Come sa chi ci segue da qualche tempo, abbiamo sempre dato particolare attenzione e rilievo, soprattutto in questa sede, alle notizie e alle discussioni legate al videogioco inteso come forma di intrattenimento e come forma d'arte a tutti gli effetti, nè più ne meno come il cinema o la letteratura.
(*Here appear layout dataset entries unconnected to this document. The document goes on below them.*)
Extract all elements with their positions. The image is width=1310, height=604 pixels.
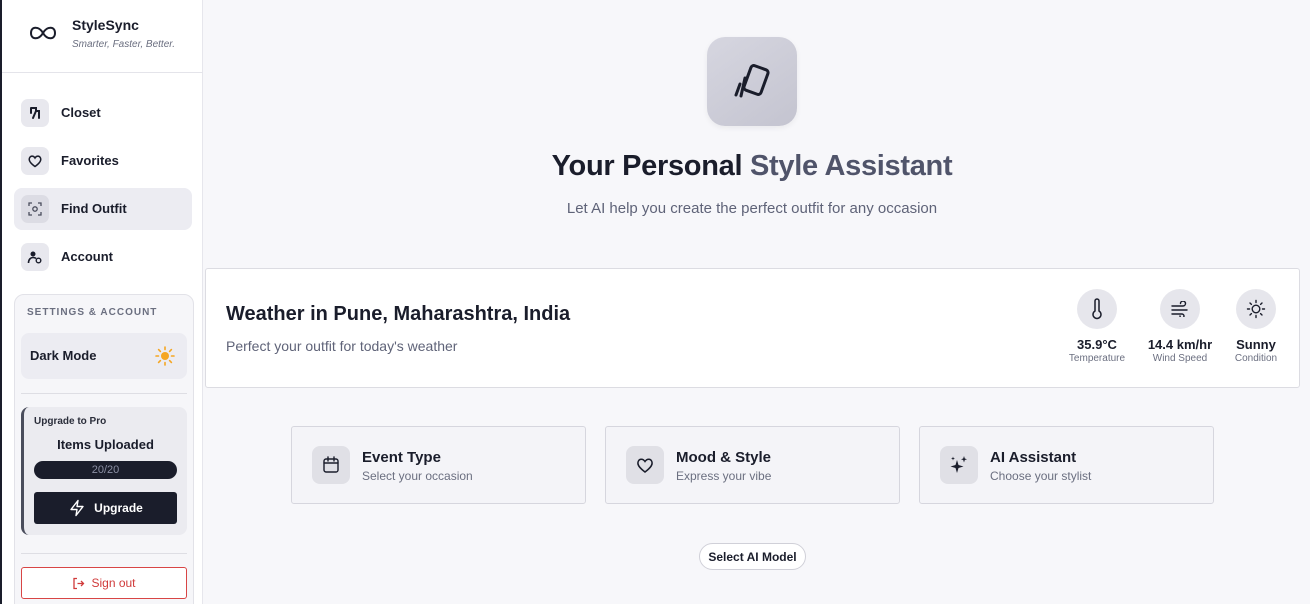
sidebar-item-label: Closet bbox=[61, 105, 101, 120]
page-title: Your Personal Style Assistant bbox=[551, 150, 953, 182]
sidebar-item-label: Account bbox=[61, 249, 113, 264]
wind-speed-value: 14.4 km/hr bbox=[1147, 337, 1213, 352]
wind-icon bbox=[1160, 289, 1200, 329]
upgrade-card: Upgrade to Pro Items Uploaded 20/20 Upgr… bbox=[21, 407, 187, 535]
sign-out-label: Sign out bbox=[91, 576, 136, 590]
heart-icon bbox=[626, 446, 664, 484]
condition-label: Condition bbox=[1234, 353, 1278, 364]
card-title: Event Type bbox=[362, 449, 441, 466]
sign-out-button[interactable]: Sign out bbox=[21, 567, 187, 599]
sidebar-item-label: Favorites bbox=[61, 153, 119, 168]
card-title: Mood & Style bbox=[676, 449, 772, 466]
sidebar-item-favorites[interactable]: Favorites bbox=[14, 140, 192, 182]
upgrade-button-label: Upgrade bbox=[94, 501, 143, 515]
temperature-label: Temperature bbox=[1068, 353, 1126, 364]
upload-progress-bar: 20/20 bbox=[34, 461, 177, 479]
sun-icon bbox=[155, 346, 175, 366]
condition-value: Sunny bbox=[1236, 337, 1276, 352]
temperature-value: 35.9°C bbox=[1077, 337, 1117, 352]
brand: StyleSync Smarter, Faster, Better. bbox=[2, 0, 203, 73]
sun-icon bbox=[1236, 289, 1276, 329]
wind-speed-stat: 14.4 km/hr Wind Speed bbox=[1140, 289, 1220, 364]
wind-speed-label: Wind Speed bbox=[1152, 353, 1208, 364]
sidebar: StyleSync Smarter, Faster, Better. Close… bbox=[0, 0, 203, 604]
dark-mode-label: Dark Mode bbox=[30, 348, 97, 363]
mood-style-card[interactable]: Mood & Style Express your vibe bbox=[605, 426, 900, 504]
user-settings-icon bbox=[21, 243, 49, 271]
divider bbox=[21, 553, 187, 554]
card-subtitle: Choose your stylist bbox=[990, 469, 1092, 483]
heart-icon bbox=[21, 147, 49, 175]
sidebar-item-label: Find Outfit bbox=[61, 201, 127, 216]
settings-panel: SETTINGS & ACCOUNT Dark Mode Upgrade to … bbox=[14, 294, 194, 604]
items-uploaded-label: Items Uploaded bbox=[57, 437, 154, 452]
infinity-logo-icon bbox=[29, 26, 57, 40]
brand-tagline: Smarter, Faster, Better. bbox=[72, 39, 175, 50]
settings-title: SETTINGS & ACCOUNT bbox=[27, 307, 158, 318]
lightning-icon bbox=[70, 499, 84, 517]
sign-out-icon bbox=[73, 577, 85, 589]
scan-icon bbox=[21, 195, 49, 223]
select-ai-model-button[interactable]: Select AI Model bbox=[699, 543, 806, 570]
calendar-icon bbox=[312, 446, 350, 484]
upgrade-button[interactable]: Upgrade bbox=[34, 492, 177, 524]
upload-progress-text: 20/20 bbox=[91, 464, 120, 476]
hanger-icon bbox=[21, 99, 49, 127]
weather-subtitle: Perfect your outfit for today's weather bbox=[226, 338, 458, 354]
page-subtitle: Let AI help you create the perfect outfi… bbox=[566, 200, 938, 217]
select-ai-model-label: Select AI Model bbox=[708, 549, 797, 564]
card-subtitle: Select your occasion bbox=[362, 469, 473, 483]
thermometer-icon bbox=[1077, 289, 1117, 329]
weather-title: Weather in Pune, Maharashtra, India bbox=[226, 303, 571, 325]
upgrade-heading: Upgrade to Pro bbox=[34, 416, 107, 427]
event-type-card[interactable]: Event Type Select your occasion bbox=[291, 426, 586, 504]
brand-name: StyleSync bbox=[72, 17, 139, 33]
sidebar-item-find-outfit[interactable]: Find Outfit bbox=[14, 188, 192, 230]
divider bbox=[21, 393, 187, 394]
condition-stat: Sunny Condition bbox=[1216, 289, 1296, 364]
sidebar-item-closet[interactable]: Closet bbox=[14, 92, 192, 134]
ai-assistant-card[interactable]: AI Assistant Choose your stylist bbox=[919, 426, 1214, 504]
card-title: AI Assistant bbox=[990, 449, 1077, 466]
sidebar-item-account[interactable]: Account bbox=[14, 236, 192, 278]
card-subtitle: Express your vibe bbox=[676, 469, 772, 483]
sparkles-icon bbox=[940, 446, 978, 484]
dark-mode-toggle[interactable]: Dark Mode bbox=[21, 333, 187, 379]
temperature-stat: 35.9°C Temperature bbox=[1057, 289, 1137, 364]
cards-logo-icon bbox=[707, 37, 797, 126]
weather-card: Weather in Pune, Maharashtra, India Perf… bbox=[205, 268, 1300, 388]
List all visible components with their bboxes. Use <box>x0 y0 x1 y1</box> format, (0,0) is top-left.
Ieri, la Corte d'Appello dell'Ottava Sezione del Tribunale degli Stati Uniti ha rovesciato la criticata decisione di una corte statunitense dello scorso aprile: forse ricorderete il caso della città di St. Louis, che nel tentativo di limitare l'accesso dei videogiochi violenti ai minori aveva stabilito che i videogiochi non avevano nulla a che spartire con la libertà d'espressione sancita dal Primo Emendamento. Ebbene, il giudice federale ha stabilito che «se il Primo Emendamento è così versatile da proteggere l'opera di Jackson Pollock, la musica di Arnold Schoenberg o le rime di Lewis Carroll, non c'è ragione per cui le immagini, la grafica, la musica, le storie e la narrativa presenti nei videogiochi non debbano essere coperte dal medesimo principio. Il semplice fatto che tutto questo appaia in un mezzo di comunicazione nuovo non ha alcuna conseguenza legale».
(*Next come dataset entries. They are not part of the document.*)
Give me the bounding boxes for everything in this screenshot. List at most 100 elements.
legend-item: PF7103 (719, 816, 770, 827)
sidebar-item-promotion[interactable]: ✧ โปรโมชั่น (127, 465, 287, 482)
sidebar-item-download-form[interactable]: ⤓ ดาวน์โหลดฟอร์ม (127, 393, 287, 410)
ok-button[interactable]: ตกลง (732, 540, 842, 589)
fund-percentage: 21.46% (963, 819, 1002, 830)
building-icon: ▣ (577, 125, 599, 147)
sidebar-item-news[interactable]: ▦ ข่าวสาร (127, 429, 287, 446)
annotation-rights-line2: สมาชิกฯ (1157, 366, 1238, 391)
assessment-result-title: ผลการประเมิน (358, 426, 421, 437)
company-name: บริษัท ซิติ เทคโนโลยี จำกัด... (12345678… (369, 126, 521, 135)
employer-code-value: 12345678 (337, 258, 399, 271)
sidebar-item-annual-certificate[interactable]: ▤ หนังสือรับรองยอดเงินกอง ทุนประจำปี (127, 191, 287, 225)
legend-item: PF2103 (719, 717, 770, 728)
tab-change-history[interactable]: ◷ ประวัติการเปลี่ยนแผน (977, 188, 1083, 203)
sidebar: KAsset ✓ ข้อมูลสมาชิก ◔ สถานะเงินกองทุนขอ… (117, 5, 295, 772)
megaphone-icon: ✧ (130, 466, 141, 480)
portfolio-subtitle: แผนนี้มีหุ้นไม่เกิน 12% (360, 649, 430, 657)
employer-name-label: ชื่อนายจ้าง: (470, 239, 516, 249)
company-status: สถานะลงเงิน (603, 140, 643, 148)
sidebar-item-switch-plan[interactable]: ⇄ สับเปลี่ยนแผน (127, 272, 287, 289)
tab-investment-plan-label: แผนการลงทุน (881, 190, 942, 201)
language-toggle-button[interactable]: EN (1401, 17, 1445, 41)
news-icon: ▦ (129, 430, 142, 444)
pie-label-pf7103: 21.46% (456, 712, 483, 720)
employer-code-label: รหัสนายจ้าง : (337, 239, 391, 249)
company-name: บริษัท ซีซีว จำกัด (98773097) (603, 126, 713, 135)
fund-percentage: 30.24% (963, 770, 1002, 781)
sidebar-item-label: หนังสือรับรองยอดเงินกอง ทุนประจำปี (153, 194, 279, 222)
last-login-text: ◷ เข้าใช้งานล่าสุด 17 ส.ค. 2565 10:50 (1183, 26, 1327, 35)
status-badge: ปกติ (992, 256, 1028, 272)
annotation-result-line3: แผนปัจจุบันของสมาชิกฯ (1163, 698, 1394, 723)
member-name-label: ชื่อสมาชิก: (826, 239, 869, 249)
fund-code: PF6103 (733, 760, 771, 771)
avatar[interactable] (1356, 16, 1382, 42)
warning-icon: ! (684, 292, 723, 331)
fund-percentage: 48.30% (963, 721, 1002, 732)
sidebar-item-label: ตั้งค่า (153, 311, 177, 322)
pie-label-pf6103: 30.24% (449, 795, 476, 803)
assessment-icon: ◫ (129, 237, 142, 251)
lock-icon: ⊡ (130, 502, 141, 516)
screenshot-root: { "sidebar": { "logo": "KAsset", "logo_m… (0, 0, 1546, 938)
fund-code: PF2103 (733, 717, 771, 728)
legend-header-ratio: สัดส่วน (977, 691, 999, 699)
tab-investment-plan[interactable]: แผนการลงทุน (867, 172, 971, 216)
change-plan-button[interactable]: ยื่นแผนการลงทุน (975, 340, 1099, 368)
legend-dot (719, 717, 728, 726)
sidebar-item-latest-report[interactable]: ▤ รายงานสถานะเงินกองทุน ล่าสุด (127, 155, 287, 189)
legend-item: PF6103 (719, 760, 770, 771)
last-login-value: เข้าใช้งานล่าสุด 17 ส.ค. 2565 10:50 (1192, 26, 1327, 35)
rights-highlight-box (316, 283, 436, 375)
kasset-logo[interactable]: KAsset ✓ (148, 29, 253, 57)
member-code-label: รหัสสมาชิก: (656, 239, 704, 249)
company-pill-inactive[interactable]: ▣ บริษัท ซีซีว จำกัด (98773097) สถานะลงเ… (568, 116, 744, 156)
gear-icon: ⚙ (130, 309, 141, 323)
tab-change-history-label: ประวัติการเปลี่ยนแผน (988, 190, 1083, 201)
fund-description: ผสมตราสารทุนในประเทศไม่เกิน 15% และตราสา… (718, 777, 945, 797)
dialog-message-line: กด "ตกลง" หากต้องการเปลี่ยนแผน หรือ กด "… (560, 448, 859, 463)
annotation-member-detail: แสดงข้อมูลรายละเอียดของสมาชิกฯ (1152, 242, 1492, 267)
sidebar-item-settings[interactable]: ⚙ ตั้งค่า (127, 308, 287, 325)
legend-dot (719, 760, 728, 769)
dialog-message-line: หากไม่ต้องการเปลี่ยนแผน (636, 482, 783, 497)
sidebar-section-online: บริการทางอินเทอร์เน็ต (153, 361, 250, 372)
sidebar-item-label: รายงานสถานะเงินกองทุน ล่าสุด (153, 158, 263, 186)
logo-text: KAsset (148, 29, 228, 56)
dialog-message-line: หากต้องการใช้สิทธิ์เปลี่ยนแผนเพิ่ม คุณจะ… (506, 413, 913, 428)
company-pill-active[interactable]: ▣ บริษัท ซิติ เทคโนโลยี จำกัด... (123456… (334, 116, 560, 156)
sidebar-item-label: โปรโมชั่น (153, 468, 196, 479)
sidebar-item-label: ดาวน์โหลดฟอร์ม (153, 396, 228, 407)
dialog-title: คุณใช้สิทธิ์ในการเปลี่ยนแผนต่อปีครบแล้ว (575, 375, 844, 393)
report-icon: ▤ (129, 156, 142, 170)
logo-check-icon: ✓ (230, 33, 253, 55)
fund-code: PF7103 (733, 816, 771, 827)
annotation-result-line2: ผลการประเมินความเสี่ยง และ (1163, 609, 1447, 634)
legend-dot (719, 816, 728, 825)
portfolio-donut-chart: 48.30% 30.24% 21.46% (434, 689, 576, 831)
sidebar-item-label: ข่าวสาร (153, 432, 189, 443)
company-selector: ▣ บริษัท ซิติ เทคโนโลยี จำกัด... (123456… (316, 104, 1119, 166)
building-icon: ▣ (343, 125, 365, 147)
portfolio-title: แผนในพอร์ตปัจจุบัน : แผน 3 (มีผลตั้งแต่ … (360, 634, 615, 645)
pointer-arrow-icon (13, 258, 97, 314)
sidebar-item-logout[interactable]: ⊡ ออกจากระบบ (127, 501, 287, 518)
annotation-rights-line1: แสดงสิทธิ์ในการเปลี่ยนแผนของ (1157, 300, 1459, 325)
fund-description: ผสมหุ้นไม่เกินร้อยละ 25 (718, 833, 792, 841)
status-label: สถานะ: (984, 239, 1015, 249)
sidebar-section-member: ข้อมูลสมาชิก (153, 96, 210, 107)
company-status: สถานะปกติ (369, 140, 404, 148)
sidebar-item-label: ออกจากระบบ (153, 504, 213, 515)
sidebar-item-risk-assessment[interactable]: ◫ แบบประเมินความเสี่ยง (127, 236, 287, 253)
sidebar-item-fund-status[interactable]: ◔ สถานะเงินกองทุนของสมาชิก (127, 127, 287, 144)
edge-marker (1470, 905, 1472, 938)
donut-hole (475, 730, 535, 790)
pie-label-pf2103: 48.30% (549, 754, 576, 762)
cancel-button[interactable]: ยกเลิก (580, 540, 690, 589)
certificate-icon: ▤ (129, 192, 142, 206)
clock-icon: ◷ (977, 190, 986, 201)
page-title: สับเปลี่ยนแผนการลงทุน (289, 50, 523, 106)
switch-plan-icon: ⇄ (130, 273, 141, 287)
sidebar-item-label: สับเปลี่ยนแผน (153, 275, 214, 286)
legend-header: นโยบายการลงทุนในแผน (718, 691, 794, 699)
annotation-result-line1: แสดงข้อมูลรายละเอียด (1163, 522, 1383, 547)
La prima, ovvia conseguenza di questa decisione peserà nella causa d'appello aperta contro lo stato di Washington, che qualche settimana fa ha bandito i giochi violenti (ma solo contro le forze dell'ordine).
Ma al di là delle conseguenze nelle aule di tribunale (e nelle varie controversie che riguardano GTA, Postal 2 e compagnia bella), la sentenza di ieri ha un forte valore simbolico e politico: i videogiochi, per la prima volta da che esistono, vengono equiparati formalmente a qualunque altra forma di libera espressione, come un libro, una poesia, una fotografia o un film, uscendo da quel limbo indefinito nel quale vagavano da troppo tempo. Attenzione, però, perchè il cammino è solo agli inizi: adesso occorre una sana e oculata legislazione che regoli l'accesso ai titoli adulti da parte dei più piccoli.